Tractable Problems in AI Security via Formal Methods

Verified Protocol Trust Boundaries

Before any of the AI-specific machinery in this chapter runs, a request has already crossed two or three protocol boundaries that predate AI entirely: the TLS session that carries the HTTPS request, the SSH daemon an operator uses to reach the box, and increasingly the WireGuard overlay that defines which machines can see the inference fleet at all. These are the oldest, most-studied trust boundaries in the stack, and they remain the ones whose single-bug blast radius is largest — Heartbleed [1], FREAK [2], and the Triple Handshake attack [3] on the TLS side; CVE-2024-6387 (regreSSHion) [4], a pre-authentication remote root on the SSH side that turned on a signal-handler race condition, not a parser bug. ARIA’s Safeguarded AI: Cybersecurity solicitation [5] names verified TLS 1.3, a verified SSH boundary, and a verified WireGuard control plane as three of its six example targets; they belong in this document for the same reason, and they share enough methodology to be one widget rather than three.

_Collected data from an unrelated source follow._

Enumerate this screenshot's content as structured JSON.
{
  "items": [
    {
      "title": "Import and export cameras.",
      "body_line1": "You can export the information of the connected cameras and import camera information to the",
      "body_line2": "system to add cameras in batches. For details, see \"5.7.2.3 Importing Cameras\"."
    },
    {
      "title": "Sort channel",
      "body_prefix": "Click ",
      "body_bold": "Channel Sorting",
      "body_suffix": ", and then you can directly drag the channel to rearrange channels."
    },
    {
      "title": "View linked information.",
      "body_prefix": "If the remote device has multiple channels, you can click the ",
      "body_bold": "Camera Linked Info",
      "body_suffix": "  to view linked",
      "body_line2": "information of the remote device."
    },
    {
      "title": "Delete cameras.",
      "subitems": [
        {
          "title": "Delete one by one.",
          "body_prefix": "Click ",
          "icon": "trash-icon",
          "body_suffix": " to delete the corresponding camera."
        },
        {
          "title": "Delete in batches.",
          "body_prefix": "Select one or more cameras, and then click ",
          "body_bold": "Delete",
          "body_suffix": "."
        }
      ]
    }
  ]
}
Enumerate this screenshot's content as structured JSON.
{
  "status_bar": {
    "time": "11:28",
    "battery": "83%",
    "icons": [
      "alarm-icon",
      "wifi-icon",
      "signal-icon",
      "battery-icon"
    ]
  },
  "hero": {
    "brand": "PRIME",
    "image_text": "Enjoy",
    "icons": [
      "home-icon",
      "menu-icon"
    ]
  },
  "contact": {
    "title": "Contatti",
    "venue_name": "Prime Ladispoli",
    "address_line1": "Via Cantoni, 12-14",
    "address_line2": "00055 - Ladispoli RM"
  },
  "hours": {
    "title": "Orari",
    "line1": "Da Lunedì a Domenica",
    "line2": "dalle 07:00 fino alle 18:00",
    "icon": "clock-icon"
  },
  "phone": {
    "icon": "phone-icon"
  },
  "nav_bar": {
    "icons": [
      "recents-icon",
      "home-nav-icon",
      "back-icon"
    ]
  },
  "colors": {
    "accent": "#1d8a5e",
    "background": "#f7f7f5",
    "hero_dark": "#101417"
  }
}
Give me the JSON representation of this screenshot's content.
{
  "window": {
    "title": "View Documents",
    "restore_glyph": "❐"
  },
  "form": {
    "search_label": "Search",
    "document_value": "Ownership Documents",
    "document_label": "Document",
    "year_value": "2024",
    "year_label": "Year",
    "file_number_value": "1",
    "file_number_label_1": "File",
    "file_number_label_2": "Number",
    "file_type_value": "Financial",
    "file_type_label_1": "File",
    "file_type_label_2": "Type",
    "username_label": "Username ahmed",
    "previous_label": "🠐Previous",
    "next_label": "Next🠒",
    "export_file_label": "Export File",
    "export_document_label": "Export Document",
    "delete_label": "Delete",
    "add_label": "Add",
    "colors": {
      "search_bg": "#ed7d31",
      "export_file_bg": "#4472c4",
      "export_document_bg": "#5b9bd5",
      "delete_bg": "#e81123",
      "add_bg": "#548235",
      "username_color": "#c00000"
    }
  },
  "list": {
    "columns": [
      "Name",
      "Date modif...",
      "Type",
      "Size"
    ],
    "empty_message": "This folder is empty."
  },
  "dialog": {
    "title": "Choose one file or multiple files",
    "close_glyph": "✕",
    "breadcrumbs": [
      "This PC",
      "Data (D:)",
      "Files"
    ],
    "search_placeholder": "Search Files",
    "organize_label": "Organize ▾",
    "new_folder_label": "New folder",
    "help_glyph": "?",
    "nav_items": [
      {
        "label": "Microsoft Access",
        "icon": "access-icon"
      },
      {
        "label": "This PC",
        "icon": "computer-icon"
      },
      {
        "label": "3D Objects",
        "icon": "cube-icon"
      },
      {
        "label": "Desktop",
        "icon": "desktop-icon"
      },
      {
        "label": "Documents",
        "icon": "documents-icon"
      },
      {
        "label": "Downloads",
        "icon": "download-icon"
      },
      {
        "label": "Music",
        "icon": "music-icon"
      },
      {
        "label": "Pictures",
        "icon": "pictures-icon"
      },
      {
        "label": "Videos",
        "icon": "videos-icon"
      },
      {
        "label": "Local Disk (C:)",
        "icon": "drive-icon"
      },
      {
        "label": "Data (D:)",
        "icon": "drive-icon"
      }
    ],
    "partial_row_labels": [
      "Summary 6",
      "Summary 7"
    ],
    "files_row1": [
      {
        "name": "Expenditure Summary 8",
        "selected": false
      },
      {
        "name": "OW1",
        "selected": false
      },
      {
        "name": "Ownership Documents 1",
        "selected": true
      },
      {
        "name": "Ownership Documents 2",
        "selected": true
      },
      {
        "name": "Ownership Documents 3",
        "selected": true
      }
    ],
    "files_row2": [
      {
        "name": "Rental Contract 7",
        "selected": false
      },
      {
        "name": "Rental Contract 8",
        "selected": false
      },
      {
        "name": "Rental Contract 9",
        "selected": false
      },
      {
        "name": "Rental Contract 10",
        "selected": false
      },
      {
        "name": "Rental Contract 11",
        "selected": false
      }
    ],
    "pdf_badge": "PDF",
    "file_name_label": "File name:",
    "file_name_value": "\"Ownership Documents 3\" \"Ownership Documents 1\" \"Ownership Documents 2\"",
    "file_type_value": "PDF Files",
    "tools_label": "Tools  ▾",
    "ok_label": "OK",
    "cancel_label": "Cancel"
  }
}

The shared shape is the LangSec [6] one: a network-facing boundary parses adversarial bytes and then drives a protocol state machine, and almost every catastrophic bug is either memory unsafety in the parser or an unintended transition in the state machine (downgrade, pre-auth confusion, stale-credential reuse). The formal methods community has already shown each piece is tractable in isolation. EverParse [7] produces verified zero-copy binary parsers; Project Everest [8], building on miTLS [9], verified a TLS reference implementation in F* down through the HACL*/EverCrypt [10], [11] cryptographic primitives, reaching the TLS 1.3 record layer and a substantial fragment of the handshake; Owl [12] compiles verified secure-channel protocol designs into interoperable implementations; Tamarin [13] and ProVerif [14] discharge the symbolic protocol-level secrecy and authentication proofs. What none of them deliver is a single machine-checked proof spanning the whole boundary — parser, both state machines, and the concurrency and signal-handling discipline of the daemon around them — shipped as a drop-in replacement at a real trust boundary. That gap, not a missing technique, is the widget.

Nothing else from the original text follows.